1252 Celestia

Discovery
- Discovered by: F. L. Whipple
- Discovery site: Oak Ridge Obs.
- Discovery date: 19 February 1933

Designations
- Named after: Celestia Whipple (discoverer's mother)
- Alternative designations: 1933 DG · 1934 PA_{1}
- Minor planet category: main-belt · (middle) Pallas · background

Orbital characteristics
- Epoch 27 April 2019 (JD 2458600.5)
- Uncertainty parameter 0
- Observation arc: 85.57 yr (31,254 d)
- Aphelion: 3.2535 AU
- Perihelion: 2.1350 AU
- Semi-major axis: 2.6943 AU
- Eccentricity: 0.2076
- Orbital period (sidereal): 4.42 yr (1,615 d)
- Mean anomaly: 137.14°
- Mean motion: 0° 13^{m} 22.44^{s} / day
- Inclination: 33.839°
- Longitude of ascending node: 140.91°
- Argument of perihelion: 63.589°

Physical characteristics
- Mean diameter: 17.39±1.6 km 19.037±0.304 km 20.36±0.69 km 21.542±0.155 km 21.56±0.95 km
- Synodic rotation period: 10.636 h
- Geometric albedo: 0.167 0.1714 0.193 0.215 0.2573
- Spectral type: Tholen = S SMASS = S B–V = 0.890 U–B = 0.425
- Absolute magnitude (H): 10.89

= 1252 Celestia =

Main-belt asteroid

1252 Celestia, provisional designation , is a stony asteroid located in the central asteroid belt. It was discovered on 19 February 1933, by astronomer Fred Whipple at the Oak Ridge Observatory operated by the Harvard-Smithsonian Center for Astrophysics in Massachusetts, United States. The S-type asteroid has a rotation period of 10.6 hours and measures approximately 20 km in diameter. It was named after the discoverer's mother, Celestia MacFarland Whipple.

== Orbit and classification ==

According to a synthetic HCM-analysis by Nesvorný, Celestia is a member of the Pallas family (801), a small asteroid family of less than 200 known members with inclined orbits. The family is named after 2 Pallas. However, in a HCM-analysis by Milani and Knežević, Celestia belongs to the background population.

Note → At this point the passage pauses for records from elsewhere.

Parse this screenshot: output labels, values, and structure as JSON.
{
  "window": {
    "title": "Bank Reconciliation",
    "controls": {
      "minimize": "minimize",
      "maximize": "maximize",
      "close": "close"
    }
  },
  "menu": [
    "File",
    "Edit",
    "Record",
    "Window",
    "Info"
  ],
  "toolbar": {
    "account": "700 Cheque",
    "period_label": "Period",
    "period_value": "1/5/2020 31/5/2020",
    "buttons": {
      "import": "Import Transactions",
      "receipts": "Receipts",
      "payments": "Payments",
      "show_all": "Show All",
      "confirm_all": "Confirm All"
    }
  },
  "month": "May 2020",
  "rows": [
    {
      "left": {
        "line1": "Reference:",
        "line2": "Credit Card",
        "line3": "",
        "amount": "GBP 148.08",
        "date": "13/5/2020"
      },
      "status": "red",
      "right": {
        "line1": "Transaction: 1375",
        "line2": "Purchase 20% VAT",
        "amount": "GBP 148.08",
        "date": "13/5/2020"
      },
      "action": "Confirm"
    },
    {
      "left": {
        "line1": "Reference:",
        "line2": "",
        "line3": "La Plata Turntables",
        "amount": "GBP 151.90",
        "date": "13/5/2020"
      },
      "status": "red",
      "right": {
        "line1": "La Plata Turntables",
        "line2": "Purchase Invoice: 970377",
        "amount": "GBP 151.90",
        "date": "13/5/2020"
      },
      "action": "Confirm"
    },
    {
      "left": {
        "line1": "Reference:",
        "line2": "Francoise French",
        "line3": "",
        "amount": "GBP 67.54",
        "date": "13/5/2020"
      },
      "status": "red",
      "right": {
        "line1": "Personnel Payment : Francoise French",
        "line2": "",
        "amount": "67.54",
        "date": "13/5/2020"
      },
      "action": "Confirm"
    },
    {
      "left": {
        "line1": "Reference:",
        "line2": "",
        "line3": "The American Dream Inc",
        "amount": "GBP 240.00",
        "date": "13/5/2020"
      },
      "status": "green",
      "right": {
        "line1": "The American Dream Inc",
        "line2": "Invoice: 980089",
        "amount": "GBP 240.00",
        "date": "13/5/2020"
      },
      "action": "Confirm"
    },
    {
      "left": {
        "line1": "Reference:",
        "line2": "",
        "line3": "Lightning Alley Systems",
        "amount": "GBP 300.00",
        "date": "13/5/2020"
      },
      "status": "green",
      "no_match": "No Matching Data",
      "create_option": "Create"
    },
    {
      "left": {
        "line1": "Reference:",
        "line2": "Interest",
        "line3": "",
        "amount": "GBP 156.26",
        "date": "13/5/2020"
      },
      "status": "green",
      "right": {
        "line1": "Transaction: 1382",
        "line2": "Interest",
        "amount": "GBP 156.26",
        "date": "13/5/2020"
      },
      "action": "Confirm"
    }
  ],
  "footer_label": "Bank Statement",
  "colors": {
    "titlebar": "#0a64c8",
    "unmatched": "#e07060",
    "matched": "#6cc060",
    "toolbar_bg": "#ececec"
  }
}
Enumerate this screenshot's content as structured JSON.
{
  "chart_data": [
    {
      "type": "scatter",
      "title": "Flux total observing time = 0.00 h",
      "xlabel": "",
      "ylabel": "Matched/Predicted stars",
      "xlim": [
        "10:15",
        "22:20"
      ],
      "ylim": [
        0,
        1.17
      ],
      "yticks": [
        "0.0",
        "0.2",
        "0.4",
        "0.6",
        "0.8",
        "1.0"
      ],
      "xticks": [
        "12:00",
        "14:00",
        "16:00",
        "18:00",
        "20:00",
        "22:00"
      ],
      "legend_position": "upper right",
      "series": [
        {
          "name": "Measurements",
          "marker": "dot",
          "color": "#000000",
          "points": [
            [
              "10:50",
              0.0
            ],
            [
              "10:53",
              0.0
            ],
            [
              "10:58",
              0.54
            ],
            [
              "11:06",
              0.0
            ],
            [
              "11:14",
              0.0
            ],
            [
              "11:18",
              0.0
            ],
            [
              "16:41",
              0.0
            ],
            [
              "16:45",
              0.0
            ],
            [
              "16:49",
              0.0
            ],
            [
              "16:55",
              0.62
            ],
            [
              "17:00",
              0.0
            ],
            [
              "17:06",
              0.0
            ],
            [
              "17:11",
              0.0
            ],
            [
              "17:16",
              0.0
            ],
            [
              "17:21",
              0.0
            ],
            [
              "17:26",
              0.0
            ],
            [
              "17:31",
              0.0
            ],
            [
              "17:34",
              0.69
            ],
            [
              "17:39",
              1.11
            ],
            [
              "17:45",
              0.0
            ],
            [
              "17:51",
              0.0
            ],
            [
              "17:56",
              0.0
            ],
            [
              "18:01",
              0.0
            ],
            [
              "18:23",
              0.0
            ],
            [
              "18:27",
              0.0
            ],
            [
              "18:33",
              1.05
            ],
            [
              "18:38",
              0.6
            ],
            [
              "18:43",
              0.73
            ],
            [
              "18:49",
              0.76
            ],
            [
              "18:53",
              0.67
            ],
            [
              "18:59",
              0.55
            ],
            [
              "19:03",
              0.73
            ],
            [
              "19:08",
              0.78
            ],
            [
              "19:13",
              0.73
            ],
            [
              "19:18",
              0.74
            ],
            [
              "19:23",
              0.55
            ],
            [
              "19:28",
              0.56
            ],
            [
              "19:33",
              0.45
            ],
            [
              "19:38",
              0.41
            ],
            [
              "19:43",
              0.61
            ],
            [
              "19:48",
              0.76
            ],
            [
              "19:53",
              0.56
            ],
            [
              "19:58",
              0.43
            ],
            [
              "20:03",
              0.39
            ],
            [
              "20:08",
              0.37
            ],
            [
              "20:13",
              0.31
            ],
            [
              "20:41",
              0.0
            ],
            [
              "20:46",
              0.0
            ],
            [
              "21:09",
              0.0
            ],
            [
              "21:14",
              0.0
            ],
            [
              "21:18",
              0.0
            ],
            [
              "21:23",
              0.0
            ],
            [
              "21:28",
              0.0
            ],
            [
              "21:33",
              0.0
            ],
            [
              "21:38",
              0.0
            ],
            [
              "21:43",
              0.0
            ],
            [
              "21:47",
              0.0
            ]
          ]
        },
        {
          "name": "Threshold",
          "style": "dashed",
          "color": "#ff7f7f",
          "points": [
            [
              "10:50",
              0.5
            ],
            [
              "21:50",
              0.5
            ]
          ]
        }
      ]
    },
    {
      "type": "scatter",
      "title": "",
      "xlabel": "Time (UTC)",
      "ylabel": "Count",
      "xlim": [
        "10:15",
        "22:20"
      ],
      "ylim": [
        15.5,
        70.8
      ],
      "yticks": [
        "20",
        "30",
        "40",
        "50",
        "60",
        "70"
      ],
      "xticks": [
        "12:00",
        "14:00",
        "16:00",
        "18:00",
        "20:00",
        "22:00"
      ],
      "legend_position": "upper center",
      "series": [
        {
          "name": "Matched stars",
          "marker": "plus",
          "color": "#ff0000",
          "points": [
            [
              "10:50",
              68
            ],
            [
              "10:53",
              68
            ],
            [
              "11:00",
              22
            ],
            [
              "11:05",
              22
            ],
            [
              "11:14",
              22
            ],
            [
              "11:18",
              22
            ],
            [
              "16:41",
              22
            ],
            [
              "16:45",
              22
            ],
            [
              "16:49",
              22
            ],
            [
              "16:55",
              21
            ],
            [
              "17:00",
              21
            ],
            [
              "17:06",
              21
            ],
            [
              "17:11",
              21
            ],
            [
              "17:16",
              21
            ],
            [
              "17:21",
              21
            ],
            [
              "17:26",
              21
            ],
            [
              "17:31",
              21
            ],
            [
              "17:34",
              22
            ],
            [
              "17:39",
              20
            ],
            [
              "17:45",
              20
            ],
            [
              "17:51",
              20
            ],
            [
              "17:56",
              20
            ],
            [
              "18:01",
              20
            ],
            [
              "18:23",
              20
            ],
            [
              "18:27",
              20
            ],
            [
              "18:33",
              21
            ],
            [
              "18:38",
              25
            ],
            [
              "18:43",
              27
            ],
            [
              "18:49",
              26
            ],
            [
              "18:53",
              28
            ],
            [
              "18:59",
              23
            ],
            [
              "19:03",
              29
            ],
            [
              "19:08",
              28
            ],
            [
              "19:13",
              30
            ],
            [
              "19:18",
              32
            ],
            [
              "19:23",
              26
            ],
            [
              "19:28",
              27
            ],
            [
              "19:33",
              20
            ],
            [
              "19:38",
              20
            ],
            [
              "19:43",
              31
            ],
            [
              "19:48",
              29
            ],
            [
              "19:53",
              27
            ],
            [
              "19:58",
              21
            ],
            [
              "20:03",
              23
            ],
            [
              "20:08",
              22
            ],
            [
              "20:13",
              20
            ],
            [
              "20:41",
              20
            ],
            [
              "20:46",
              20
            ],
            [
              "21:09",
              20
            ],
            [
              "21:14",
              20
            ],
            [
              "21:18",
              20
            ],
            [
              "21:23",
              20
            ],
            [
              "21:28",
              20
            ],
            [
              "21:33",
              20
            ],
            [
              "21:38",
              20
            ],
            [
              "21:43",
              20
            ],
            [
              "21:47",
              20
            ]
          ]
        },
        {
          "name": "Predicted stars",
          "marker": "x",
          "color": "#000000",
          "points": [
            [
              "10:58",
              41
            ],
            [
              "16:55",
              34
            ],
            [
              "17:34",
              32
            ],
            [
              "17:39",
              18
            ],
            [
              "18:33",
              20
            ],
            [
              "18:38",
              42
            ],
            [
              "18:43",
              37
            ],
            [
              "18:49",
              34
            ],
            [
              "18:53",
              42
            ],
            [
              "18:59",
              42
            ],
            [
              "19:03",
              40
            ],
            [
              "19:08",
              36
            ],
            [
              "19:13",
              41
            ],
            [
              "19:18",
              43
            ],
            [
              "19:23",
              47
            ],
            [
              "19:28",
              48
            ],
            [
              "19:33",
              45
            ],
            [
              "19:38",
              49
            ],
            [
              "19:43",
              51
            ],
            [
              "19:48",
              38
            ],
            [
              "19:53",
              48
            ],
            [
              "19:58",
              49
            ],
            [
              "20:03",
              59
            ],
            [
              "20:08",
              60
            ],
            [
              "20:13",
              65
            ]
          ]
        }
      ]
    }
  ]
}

The asteroid orbits the Sun in the central main-belt at a distance of 2.1–3.3 AU once every 4 years and 5 months (1,615 days; semi-major axis of 2.69 AU). Its orbit has an eccentricity of 0.21 and an inclination of 34° with respect to the ecliptic. The body's observation arc begins at the Yerkes Observatory in April 1933, or two months after its official discovery observation at Oak Ridge.

== Naming ==

This minor planet was named after the mother of the discoverer, Celestia MacFarland Whipple. The official was mentioned in The Names of the Minor Planets by Paul Herget in 1955 (H 115).

== Physical characteristics ==

In the Tholen and SMASS classification, Celestia is a common stony S-type asteroid, while in SMASS-like taxonomy of the Small Solar System Objects Spectroscopic Survey (S3OS2), it is a Sl-subtype that transitions from the S-type to the L-type asteroids. Celestias stony spectral type does not agree with those determined for the members of the Pallas family, which are typically "bright" carbonaceous B-type asteroids.

=== Rotation period ===

In February and March 1995, a rotational lightcurve of Celestia was obtained from photometric observations at the Paul Feder Observatory by Walter Worman of Moorhead State University. Lightcurve analysis gave a rotation period of 10.636 hours with a brightness amplitude of 0.26 magnitude (U=3). An alternative period determination by René Roy of 12 hours was based on a fragmentary lightcurve and received a poor rating (U=1).

=== Diameter and albedo ===

According to the surveys carried out by the Infrared Astronomical Satellite IRAS, the Japanese Akari satellite and the NEOWISE mission of NASA's Wide-field Infrared Survey Explorer, Celestia measures between 17.39 and 21.56 kilometers in diameter and its surface has an albedo between 0.167 and 0.2573. The Collaborative Asteroid Lightcurve Link adopts the results obtained by IRAS, that is, an albedo of 0.2573 and a diameter of 17.39 kilometers based on an absolute magnitude of 10.89.